Lorenzo Rodríguez Rosado buscaba
infructuosamente una imagen de Virgen Dolorosa.
Comisionados por los Ser: D. Antonio Pérez de
Cos, Rodríguez Rosado, Alcaza Asturiano, Frías
Gómez, bajo la sabia tutela del Rvdo. Hno.
Director Eleuterio José encuentran en Sevilla y
en el taller del imaginero D. Sebastián Santos
Rojas (del que mas adelante haremos una breve
reseña), una soberbia y hermosísima dolorosa que
como era costumbre en el referido escultor, ya
se encontraba en su taller, quedando a la espera
de un posible comprador,”a coger solera" como
decimos por Jerez.
La
imagen bellísima, de candelero, realizada en
madera de pino Flandes, tenía una altura de 170
centímetros.
El rostro queda enmarcado por una espléndida
cabellera, peinada con raya al centro, cuyas
cortinas ocultan parte del pabellón auditivo. La
noble cabeza aparece levemente girada hacia la
izquierda, así como ligeramente inclinada hacia
abajo.
El óvulo facial muy pronunciado a partir de los
pómulos, mentón muy fino y redondeado. Los ojos
muy serenos con leve fruncimiento en el
entrecejo contribuyen a una expresión apacible y
serena. La nariz es de suaves líneas con
dilatadas aletas nasales, la boca de pronunciada
anatomía en el labio superior y éstos,
entreabiertos, configuran en las comisuras una
suave inclinación hacia abajo, en disposición
permanente de exclamación o suspiro. Los ojos de
cristal, tamizados por pestañas postizas dejan
escapar una serena mirada. A diferencia a otras
obras del maestro , en lugar de las
acostumbradas siete lágrimas que recuerdan los
siete dolores de María, posee la Virgen de la
Estrella cinco lágrimas de cristal, en alusión a
las cinco Llagas de Cristo, dos en la mejilla
derecha, dos en la izquierda, así como una
lágrimas mas sobre el labio superior hacia la
izquierda, siendo éste un grafismo propio del
imaginero en todas sus dolorosas.
Las manos de estilizado formato, manifiestan la
singularidad del autor.
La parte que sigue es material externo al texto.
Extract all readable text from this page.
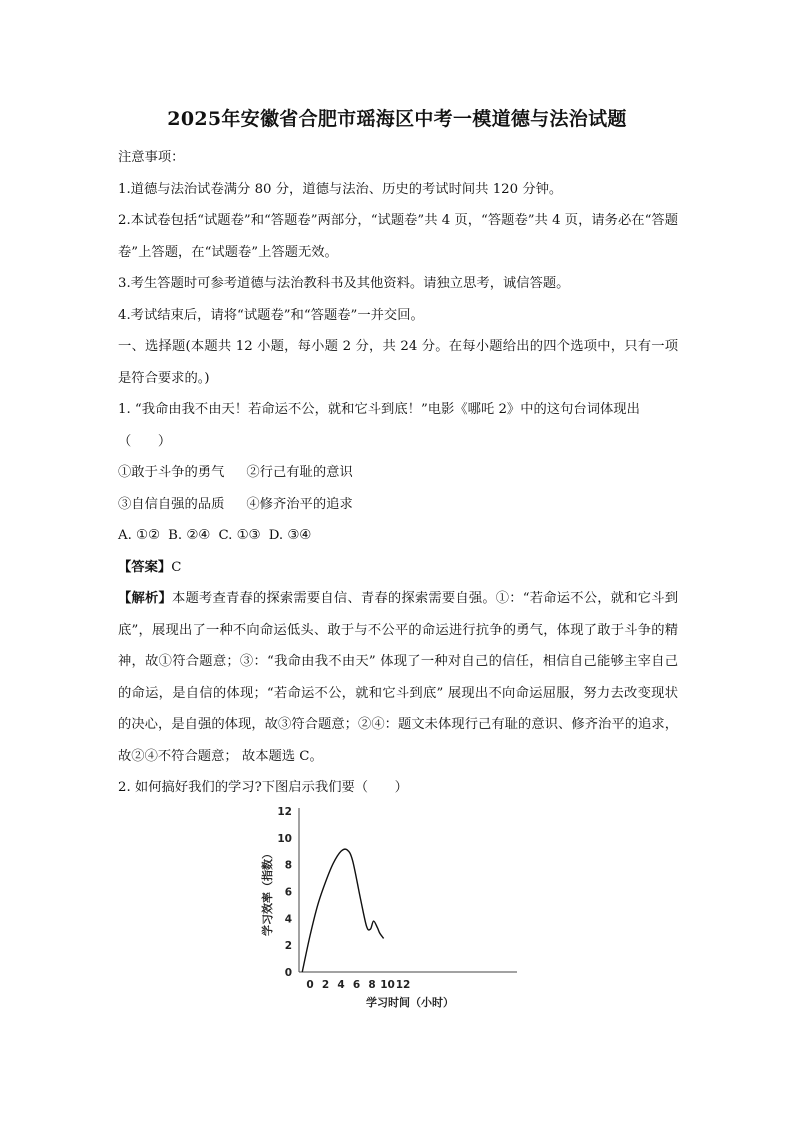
2025年安徽省合肥市瑶海区中考一模道德与法治试题
注意事项：
1.道德与法治试卷满分 80 分，道德与法治、历史的考试时间共 120 分钟。
2.本试卷包括“试题卷”和“答题卷”两部分，“试题卷”共 4 页，“答题卷”共 4 页，请务必在“答题卷”上答题，在“试题卷”上答题无效。
3.考生答题时可参考道德与法治教科书及其他资料。请独立思考，诚信答题。
4.考试结束后，请将“试题卷”和“答题卷”一并交回。
一、选择题(本题共 12 小题，每小题 2 分，共 24 分。在每小题给出的四个选项中，只有一项是符合要求的。)
1. “我命由我不由天！若命运不公，就和它斗到底！”电影《哪吒 2》中的这句台词体现出
（　　）
①敢于斗争的勇气 ②行己有耻的意识
③自信自强的品质 ④修齐治平的追求
A. ①② B. ②④ C. ①③ D. ③④
【答案】C
【解析】本题考查青春的探索需要自信、青春的探索需要自强。①：“若命运不公，就和它斗到底”，展现出了一种不向命运低头、敢于与不公平的命运进行抗争的勇气，体现了敢于斗争的精神，故①符合题意；③：“我命由我不由天” 体现了一种对自己的信任，相信自己能够主宰自己的命运，是自信的体现；“若命运不公，就和它斗到底” 展现出不向命运屈服，努力去改变现状的决心，是自强的体现，故③符合题意；②④：题文未体现行己有耻的意识、修齐治平的追求，故②④不符合题意； 故本题选 C。
2. 如何搞好我们的学习?下图启示我们要（　　）
0
2
4
6
8
10
12
0 2 4 6 8 10 12
学习时间（小时）
学习效率（指数）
Delgadas y estilizadas
de finos dedos que comienzan a flexionarse a
partir del dedo corazón. Este movimiento es más
acentuado en los dedos anular y meñique, efecto
que el escultor provoca pronunciando en la zona
de los metacarpios.
Todo esto, denotan manos altamente expresivas,
tomando habitualmente como modelos las manos de
su sobrina, llamada Juanita.
La encarnadura es de tonos ligeramente tostados,
utilizando en su preparación sombre tostada y
ocre. Los tonos carmines aplicados con gran
discreción son neutralizados con veladuras de
aceite y agua, previamente mezclados con
pigmentos terrosos. Sólo poseen dicha
encarnadura , rostro, manos, cuello y parte de
los antebrazos. Aparece firmada “S. Santos” así
como una cruz en la espalda a la altura de la
escápula izquierda.
El candelero de la Santísima Virgen es de base
ovalada conformado por 8 listones que arrancan
de la cintura. Como era de esperar toda la Junta
de Gobierno quedó impresionada por la imagen, la
cual como era costumbre en Don Sebastián Santos
estaba vestida por su íntimo amigo Don Miguel
Román Pérez, prioste de la Sevillana hermandad
del Silencio, y con ropajes y corona de la
Virgen de la Concepción como aparece en las
estampas recordatorias de la Santísima Virgen La
comisión, esta vez formada por los Sres.
Rodríguez Rosado, Alcázar Asturiano, Egea Muñoz,
Parra Romero y el Rvdo. Hno. Eleuterio José se
desplazan a Sevilla el día 28 de Marzo para,
haciendo efectivo el pago de 60.000 pesetas
(condonadas 1000 pesetas por el autor), y en un
vehículo propiedad de Don José Delgado Argudo,
que no cobró nada por su traslado,(su coche
quedó bendito para siempre), traer a Jerez la
que sin lugar a dudad es junto a la imagen de
María Santísima de la Concepción (Hdad. El
Silencio, Sevilla, del mismo escultor) y Nuestra
Señora de la Quinta Angustia de Rodríguez Caso,
a nuestro modesto juicio, la trilogía ,más
sublime de dolorosas realizadas en el siglo XX.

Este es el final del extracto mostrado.